The existence and importance of similarity in vibration has also popped up in psi experiments. For example, individuals gifted at psychokinesis — the ability to affect physical objects with the mind — have described the experience as a feeling of resonance with those objects. A fascinating body of evidence has also been uncovered by Dean Radin and his colleague Roger Nelson at Princeton’s PEAR lab… [R]esearchers at PEAR found that connected couples can influence random event generators (REGs) more effectively than individuals working alone. Because of this phenomenon, Radin and Nelson decided to test for even larger field effects by using these random devices as “antennae.” First they placed REGs at events where people were all focused on the same thing and therefore “vibrating” similarly-for example, at music festivals, religious events, and even at the Academy Awards. The results were as predicted; these venues did indeed cause the machines’ outputs to deviate from the norm [6, 7].
Then, in 1997, they decided to place REGs at fifty locations all over the world, run them continuously, and see if they could pick up on major world events. The results were astounding. Over the next ten years, Radin and Nelson studied the machines’ reactions to 205 major world events and discovered that they did indeed respond to events that were intense on a global level — especially those that were tragic. The most striking effects occurred in response to the events on 9/11, which caused the largest daily average correlation between the machines’ outputs. Even more amazing, this correlation became noticeable a few hours before the first of the twin towers was hit! [8, 9] An instance of collective precognition?

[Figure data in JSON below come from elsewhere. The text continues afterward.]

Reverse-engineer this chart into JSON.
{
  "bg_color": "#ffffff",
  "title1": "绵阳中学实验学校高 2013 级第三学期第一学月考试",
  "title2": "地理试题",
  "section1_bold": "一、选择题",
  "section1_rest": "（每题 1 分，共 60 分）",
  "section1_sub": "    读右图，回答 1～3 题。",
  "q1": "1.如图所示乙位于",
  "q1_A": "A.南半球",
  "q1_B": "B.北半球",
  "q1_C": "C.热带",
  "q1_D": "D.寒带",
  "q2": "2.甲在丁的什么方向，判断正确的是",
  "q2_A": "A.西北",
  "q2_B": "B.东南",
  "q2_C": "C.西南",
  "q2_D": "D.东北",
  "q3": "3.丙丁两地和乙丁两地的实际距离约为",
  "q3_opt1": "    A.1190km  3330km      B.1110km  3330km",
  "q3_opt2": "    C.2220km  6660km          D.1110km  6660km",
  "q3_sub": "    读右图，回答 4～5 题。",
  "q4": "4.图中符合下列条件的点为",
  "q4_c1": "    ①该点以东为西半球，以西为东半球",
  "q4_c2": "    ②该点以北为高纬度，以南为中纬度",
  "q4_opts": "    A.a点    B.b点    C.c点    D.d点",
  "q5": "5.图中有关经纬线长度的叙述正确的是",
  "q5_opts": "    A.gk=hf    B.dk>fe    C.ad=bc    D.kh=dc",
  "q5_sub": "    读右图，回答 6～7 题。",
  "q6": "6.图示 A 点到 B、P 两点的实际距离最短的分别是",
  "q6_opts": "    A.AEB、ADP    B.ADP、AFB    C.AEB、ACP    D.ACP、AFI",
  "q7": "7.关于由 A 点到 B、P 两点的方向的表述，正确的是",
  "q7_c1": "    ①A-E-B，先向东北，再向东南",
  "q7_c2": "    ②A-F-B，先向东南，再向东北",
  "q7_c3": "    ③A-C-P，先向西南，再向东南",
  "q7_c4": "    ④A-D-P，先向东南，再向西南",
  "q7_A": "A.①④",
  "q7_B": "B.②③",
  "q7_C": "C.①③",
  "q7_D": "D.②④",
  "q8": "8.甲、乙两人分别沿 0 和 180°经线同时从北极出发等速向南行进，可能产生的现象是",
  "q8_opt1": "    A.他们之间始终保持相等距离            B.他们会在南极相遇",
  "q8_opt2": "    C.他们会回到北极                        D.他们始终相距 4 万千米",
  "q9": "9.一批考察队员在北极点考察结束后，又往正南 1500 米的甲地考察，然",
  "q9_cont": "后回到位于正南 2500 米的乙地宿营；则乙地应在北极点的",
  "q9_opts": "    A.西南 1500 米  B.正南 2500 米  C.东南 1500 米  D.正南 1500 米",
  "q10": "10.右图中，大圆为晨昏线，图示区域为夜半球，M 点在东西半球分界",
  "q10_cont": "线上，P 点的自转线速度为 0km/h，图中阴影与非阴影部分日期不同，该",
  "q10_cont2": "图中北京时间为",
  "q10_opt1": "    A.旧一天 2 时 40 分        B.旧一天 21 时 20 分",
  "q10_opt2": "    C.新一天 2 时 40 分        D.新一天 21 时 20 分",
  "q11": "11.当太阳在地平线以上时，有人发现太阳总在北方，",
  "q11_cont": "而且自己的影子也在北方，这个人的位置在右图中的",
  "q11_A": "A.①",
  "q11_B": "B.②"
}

Whereas world events less horrific than 9/11 probably evoke more varied vibratory responses in people (and therefore do not resonate and amplify each other as well), truly frightening events tend to evoke a more common, coherent response. As this study showed, when nearly all of the people on Earth “got onto the same wavelength” on 9/11, even machines noticed…
Synchronicity and Fields of Meaning
Similarity in vibration has also been used to explain the phenomenon of synchronicity — “coincidences” of seemingly unrelated events that share a common meaning… [A] well-known
illustration of this phenomenon was described by psychiatrist Carl Jung, the originator of the notion of synchronicity . One of Jung’s patients was recounting her dream about a golden scarab beetle when he heard a rapping on the window. When he opened it, a rose chafer beetle — the insect most similar to a scarab in Jung’s region — flew into the room. Jung quickly put two and two together. He realized that the mythological meaning of the scarab — an ancient Egyptian symbol for rebirth — was highly pertinent to his patient’s problems. And this was also the reason why the insect had appeared in waking life.